Akın, partisinin TBMM Grup Toplantısında yaptığı konuşmada, Lozan Barış Antlaşması'nın bugün itibarıyla 100. yılının geride bırakıldığını, bu sürenin Türkiye'de inkar politikalarıyla geçtiğini ileri sürdü.
Önümüzdeki yüzyılın bu politikalarla yüzleşerek kurulabileceğini düşündüklerini dile getiren Akın, "Bu yüzyılın, bizim açımızdan eşitlikçi, demokratik, bütün kimlikleri kabul eden, çoğulcu ve barış içerisinde yaşanabilecek bir yüzyıl olması gerekiyor. Bu mümkün mü? Evet mümkün, ancak Türkiye devletinin aklı bununla yüzleşmeli. Demokratik cumhuriyet ancak yeni bir Lozan ile mümkün olacaktır." ifadesini kullandı.
Akın, TBMM'nin bugün olağanüstü toplanmasının, halka sürekli zam ve vergi olarak yansıtılan politikaya karşı tutum almalarıyla ilgili olduğunu söyledi.
Şu an Meclis'in etkisiz bir halde olduğunu iddia eden Akın, Meclis faaliyetlerinin bu şekilde sürdürülmesini asla kabul etmeyeceklerini belirtti.
İbrahim Akın, "Meclisimiz, şu anda maalesef saray rejiminin talimatları ile ortaya çıkan sonuçları kabul eden, hiçbir değişiklik yapmayan ve dolayısıyla kurumsal olarak neredeyse etkisiz hale gelen bir kurum haline gelmiştir. Sarayın talimatlarına uyacak bir Meclis, Türkiye'nin iradesini temsil edemez. Bu nedenle torba yasa sonrası ortaya çıkan tablo, Türkiye halkları açısından zamdır, zulümdür, aynı zamanda insanların cebindeki son paraya el koyma işidir. Bunu protesto ediyoruz." sözlerini sarf etti.

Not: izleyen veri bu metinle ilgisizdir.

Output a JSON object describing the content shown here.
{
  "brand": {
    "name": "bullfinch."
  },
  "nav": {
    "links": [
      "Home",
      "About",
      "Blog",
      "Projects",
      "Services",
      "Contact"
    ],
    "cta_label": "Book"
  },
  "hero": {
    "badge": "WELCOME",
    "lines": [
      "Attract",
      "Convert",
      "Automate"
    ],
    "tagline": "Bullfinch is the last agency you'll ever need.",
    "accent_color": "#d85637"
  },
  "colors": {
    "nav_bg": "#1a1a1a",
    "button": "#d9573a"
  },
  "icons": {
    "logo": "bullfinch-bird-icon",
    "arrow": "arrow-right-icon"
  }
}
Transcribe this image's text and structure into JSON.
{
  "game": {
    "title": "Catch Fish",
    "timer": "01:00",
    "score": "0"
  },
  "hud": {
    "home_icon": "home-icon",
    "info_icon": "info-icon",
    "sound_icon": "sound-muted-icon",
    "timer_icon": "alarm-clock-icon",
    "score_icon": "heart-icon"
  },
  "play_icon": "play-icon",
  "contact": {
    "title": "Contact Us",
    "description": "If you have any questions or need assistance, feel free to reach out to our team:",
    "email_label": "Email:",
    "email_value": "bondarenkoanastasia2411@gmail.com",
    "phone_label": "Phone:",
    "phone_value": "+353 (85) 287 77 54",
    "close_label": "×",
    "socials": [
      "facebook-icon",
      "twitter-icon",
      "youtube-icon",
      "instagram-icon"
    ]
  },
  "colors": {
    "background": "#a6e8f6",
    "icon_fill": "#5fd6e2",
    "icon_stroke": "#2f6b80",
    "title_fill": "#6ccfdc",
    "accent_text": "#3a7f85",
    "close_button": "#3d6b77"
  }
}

Akın, 2023 yılında ortaya çıkan bütçenin, 6 ay içerisinde tüketildiğini, sürecin sonunda iktidarın ek bütçe talebi ile karşılarına geldiğini dile getirdi.
Depremin gerekçe gösterildiği ek bütçenin, Meclis'teki görüşmelerin ardından kabul edildiğini anımsatan Akın, "Deprem bizim için büyük bir yıkım oldu, 11 ilimiz bu anlamda büyük bir acı çekiyor, ancak deprem bahanesiyle ortaya çıkan 1,2 trilyon liralık bütçenin sadece yarısının deprem bölgesine harcanacağını söylüyorlar. Bu halka bu kadar açık yalan söyleyemezsiniz. Yalanlarınızı tüm toplum nezdinde teşhir edeceğiz." diye konuştu.
Meclis'te kabul edilen ek bütçenin yanında Cumhurbaşkanına ayrıca 1,5 trilyon liralık bütçe kullanımı yetkisi verildiğini ileri süren Akın, şunları kaydetti:
"Bu siyasi olarak etik bir durum değildir. Bu ülkenin bütçesinden daha fazlasını Cumhurbaşkanının kullanmasına yetki verilmesi kabul edilebilir mi? Elbette kabul edilemez ama bu Meclis, bunu burada kabul etti. Bugün benzine, mazota zam yapılması demek, iğneden ipliğe her şeye zam yapılacağı anlamına geliyor. AKP'nin bu politikaları karşısında sonuna kadar direneceğiz. Meydan boş değil."
Toplantının ardından milletvekilleri, "zamları protesto" için, ellerinde dövizlerle Hazine ve Maliye Bakanlığının Dikmen yerleşkesine yürüdü.